Under the Americans with Disabilities Act (“ADA”), discrimination can include an employer’s failure to make reasonable accommodations for applicants or employees who have physical or mental limitations that are known to the employer.  These accommodations must be provided unless the employer can demonstrate that the accommodation would impose an undue hardship on the operations of the business.  The following is a brief overview of these ADA requirements.

What is a Reasonable Accommodation?

A reasonable accommodation is any modification or adjustment to a job or the work environment that will enable a qualified applicant or employee with a disability to participate in the application process or to perform essential job functions. Generally, a reasonable accommodation must only be provided if the disability is “known” to the employer, the disabled individual requests one, and the accommodation would not be an undue hardship to the employer.

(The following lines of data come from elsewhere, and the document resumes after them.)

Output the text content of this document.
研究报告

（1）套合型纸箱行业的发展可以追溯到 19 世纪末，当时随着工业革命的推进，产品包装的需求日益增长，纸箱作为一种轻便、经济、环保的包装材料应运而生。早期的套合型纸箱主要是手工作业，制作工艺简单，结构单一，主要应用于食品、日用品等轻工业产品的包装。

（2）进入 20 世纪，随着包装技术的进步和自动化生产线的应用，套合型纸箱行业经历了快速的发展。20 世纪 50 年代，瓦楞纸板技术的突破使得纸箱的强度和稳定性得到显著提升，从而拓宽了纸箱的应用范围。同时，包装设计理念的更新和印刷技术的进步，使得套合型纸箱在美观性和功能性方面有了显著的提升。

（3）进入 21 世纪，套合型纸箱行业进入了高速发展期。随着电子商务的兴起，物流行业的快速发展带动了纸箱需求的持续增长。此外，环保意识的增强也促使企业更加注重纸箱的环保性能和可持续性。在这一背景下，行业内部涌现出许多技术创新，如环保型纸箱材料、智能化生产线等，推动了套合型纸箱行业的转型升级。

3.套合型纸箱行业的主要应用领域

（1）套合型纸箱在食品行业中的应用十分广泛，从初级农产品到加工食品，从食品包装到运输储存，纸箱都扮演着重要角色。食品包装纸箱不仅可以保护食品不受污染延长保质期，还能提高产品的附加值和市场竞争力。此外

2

What are examples of reasonable accommodations?

Accommodations can include restructuring a job, modifying work schedules, acquiring or modifying equipment, permitting the use of service animals, providing qualified readers or interpreters, or appropriately modifying examinations, training, or other programs.

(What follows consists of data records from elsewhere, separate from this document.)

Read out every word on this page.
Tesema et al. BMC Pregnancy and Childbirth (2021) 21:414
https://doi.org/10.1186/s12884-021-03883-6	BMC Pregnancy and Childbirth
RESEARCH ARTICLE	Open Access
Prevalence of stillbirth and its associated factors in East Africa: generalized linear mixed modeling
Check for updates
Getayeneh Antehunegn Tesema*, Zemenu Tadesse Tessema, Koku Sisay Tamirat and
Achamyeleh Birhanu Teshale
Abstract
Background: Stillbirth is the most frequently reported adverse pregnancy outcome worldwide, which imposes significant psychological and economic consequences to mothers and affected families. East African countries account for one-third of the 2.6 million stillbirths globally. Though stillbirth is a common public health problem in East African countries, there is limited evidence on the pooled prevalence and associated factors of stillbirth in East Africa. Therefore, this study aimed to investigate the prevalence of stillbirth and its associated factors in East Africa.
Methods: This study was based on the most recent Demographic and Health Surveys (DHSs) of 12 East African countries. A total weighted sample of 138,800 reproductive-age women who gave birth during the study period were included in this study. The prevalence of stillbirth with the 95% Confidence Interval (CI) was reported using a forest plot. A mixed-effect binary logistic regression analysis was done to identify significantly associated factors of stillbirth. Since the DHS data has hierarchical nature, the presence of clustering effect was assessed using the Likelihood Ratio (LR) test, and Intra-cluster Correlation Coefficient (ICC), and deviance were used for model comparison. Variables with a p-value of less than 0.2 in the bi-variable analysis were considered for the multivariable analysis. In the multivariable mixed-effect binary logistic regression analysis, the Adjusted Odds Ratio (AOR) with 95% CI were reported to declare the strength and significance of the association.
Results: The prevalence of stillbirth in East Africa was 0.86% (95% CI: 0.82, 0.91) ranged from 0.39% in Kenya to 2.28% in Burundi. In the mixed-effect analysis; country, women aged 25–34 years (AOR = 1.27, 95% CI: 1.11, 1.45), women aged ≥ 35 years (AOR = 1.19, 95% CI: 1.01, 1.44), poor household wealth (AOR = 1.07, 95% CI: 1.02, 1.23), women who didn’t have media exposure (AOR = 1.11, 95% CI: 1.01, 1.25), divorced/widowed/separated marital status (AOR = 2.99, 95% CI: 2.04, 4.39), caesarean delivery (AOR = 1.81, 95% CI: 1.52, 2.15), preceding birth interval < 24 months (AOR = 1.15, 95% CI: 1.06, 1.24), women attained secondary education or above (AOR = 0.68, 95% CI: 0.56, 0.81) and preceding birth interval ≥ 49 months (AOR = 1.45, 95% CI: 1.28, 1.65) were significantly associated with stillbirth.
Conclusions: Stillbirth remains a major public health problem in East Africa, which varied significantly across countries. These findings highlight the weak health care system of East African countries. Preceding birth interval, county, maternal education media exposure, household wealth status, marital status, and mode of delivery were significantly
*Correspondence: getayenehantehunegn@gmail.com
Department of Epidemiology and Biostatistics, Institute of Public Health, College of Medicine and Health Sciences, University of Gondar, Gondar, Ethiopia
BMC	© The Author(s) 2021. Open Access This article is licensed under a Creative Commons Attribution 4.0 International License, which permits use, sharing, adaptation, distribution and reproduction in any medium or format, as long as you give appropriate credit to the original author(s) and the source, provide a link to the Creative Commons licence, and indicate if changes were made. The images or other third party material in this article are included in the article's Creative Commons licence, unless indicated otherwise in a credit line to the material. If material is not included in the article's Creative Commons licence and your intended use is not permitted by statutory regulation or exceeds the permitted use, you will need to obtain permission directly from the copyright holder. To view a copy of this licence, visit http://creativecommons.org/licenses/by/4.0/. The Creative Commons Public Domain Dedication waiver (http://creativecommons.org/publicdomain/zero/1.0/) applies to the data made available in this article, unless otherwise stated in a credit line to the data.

How can an accommodation be an undue hardship?

An undue hardship is a significant disruption, difficulty or expense on the employer. Factors to consider include:

  • Nature and cost of the accommodation
  • Financial resources of the employer
  • Number of employees at the employer
  • Overall resources of the employer
  • Impact on operations

For which conditions must accommodations be made?

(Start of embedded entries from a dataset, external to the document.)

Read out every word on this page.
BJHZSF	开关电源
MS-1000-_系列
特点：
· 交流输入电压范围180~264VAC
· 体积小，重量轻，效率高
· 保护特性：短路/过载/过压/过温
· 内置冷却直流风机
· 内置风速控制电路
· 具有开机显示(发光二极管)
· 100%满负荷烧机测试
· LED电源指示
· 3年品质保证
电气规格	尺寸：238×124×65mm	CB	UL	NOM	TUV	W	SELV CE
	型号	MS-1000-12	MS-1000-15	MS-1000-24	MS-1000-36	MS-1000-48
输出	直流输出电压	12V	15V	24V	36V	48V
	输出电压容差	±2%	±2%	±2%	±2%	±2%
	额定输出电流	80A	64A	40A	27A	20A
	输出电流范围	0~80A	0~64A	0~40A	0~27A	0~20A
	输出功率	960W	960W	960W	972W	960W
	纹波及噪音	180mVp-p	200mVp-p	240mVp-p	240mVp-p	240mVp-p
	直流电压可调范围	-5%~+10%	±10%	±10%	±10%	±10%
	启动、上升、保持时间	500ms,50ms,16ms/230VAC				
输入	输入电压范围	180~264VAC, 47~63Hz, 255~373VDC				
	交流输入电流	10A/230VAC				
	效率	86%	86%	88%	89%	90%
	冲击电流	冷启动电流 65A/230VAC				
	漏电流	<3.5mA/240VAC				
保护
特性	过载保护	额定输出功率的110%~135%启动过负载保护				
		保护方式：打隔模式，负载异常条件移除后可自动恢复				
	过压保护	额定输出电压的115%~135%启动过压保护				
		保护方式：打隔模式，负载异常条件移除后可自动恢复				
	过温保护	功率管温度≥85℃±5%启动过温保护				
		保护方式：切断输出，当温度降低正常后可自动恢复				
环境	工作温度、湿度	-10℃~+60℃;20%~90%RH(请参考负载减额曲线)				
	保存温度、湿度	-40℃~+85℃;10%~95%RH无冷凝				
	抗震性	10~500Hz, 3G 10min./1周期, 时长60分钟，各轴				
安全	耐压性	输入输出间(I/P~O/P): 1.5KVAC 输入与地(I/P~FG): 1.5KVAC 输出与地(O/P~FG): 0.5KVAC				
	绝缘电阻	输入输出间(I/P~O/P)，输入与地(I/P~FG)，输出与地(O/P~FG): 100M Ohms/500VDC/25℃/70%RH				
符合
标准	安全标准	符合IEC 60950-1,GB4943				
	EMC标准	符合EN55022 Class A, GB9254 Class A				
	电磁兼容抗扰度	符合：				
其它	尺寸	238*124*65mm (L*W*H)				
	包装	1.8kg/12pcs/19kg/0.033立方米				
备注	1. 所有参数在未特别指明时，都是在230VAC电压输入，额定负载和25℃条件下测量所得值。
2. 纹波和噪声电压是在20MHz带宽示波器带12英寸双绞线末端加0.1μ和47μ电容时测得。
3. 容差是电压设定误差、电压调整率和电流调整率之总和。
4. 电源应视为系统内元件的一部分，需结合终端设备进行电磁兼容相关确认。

 Accommodations must be made for people with physical or mental impairments that substantially limit major life activities, such as seeing, hearing, speaking, walking, breathing, performing manual tasks, learning, caring for oneself, and working.  In addition to disabilities, accommodations must also be made for pregnancy, childbirth or a related medical condition and all aspects of religious observance.

How can an employer be found liable under the ADA?

An employer will be liable for the denial of a “reasonable accommodation” if the employee proves:

  • She has an ADA covered disability;
  • Her employer had notice of her disability;
  • A reasonable accommodation would permit her to perform essential functions; and
  • Her employer refused to provide accommodation.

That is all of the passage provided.